Changing Psoriasis Treatments in Light of New AAD Guidelines
The American Academy of Dermatology (AAD) summer meeting was held last month in New York City, where new psoriasis and psoriatic treatment guidelines were discussed. Changes have been made throughout AAD guidelines covering treatment with biologics, topical therapy, systemic agents, phototherapy and ultraviolet light therapy.
The most practical change was for those patients being treated with methotrexate (MTX), who now no longer need liver biopsies if they do not show risk for cirrhosis.
Two identical surveys were conducted, one before the session and the other after, as well as a panel discussion to assess the impact of the meeting. Another follow-up survey will be distributed six-months after the forum to gauge the success of forum to clinic translation.
The following are topics discussed at the AAD Summer Academy meeting, emphasized by facts sampled from Sections 1-6 of the current approved and published guidelines on psoriasis and psoriatic arthritis.
1. Elimination of Repeated Liver Biopsy
Old: Follow-up liver biopsy for every 1-1.5 grams of methotrexate dosed
New: At a dose of 3.5-4.0 g of MTX, there are now three options for patients without obesity, diabetes, hyperlipidemia or other hepatic toxicity risk factors. Options suggested with presence of normal liver chemistry test results include: (1) perform liver biopsy, (2) monitor without biopsy, or (3) switch to alternative therapy when possible.

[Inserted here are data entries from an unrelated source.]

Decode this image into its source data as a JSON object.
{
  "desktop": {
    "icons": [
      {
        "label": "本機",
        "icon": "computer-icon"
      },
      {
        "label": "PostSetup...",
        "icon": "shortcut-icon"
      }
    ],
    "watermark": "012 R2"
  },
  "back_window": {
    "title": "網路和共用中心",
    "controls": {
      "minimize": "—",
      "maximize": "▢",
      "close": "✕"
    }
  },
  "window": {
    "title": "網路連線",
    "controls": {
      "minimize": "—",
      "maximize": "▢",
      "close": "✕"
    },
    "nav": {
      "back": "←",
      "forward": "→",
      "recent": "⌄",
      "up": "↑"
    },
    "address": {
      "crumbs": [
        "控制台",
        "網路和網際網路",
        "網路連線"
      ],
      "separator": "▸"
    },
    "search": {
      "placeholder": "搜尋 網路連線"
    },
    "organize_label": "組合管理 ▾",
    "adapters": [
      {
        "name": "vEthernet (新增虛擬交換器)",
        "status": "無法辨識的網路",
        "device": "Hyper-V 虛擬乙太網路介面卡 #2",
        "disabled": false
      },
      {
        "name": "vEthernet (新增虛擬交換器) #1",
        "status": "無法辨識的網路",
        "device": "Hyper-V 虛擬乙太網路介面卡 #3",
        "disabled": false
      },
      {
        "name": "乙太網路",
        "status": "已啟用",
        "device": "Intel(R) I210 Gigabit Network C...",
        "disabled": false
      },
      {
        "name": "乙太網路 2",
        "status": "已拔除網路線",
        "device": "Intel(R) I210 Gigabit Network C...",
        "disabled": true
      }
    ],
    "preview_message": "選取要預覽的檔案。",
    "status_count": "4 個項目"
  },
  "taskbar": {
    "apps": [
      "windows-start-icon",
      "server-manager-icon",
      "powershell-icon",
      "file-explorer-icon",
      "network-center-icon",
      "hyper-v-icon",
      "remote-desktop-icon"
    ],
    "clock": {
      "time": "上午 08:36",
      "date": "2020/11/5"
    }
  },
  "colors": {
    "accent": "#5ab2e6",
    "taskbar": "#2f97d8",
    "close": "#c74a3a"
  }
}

Patients on MTX should be referred to a hepatologist to guide liver biopsy requirement.
(Read more on page 19 in Section 6 of the guidelines)
2. Special Circumstances Discussed: Patients with Multiple Sclerosis (MS)
Demyelinating disorders such as MS have shown to develop and worsen in patients taking TNF antagonists. Personal and medical history should be taken into account with patients taking TNF, as it has shown to increase risk of the disease in first-degree relatives of MS patients.
(Read more on page 17 in Section 1 of the guidelines)
3. Phototherapy Recommendation: Reduce psoralen and ultraviolet A (PUVA) treatments to decrease the long-term risk of skin cancer.
The past 25 years has shown evidence for an increased risk of skin cancer for Caucasian PUVA-treated patients.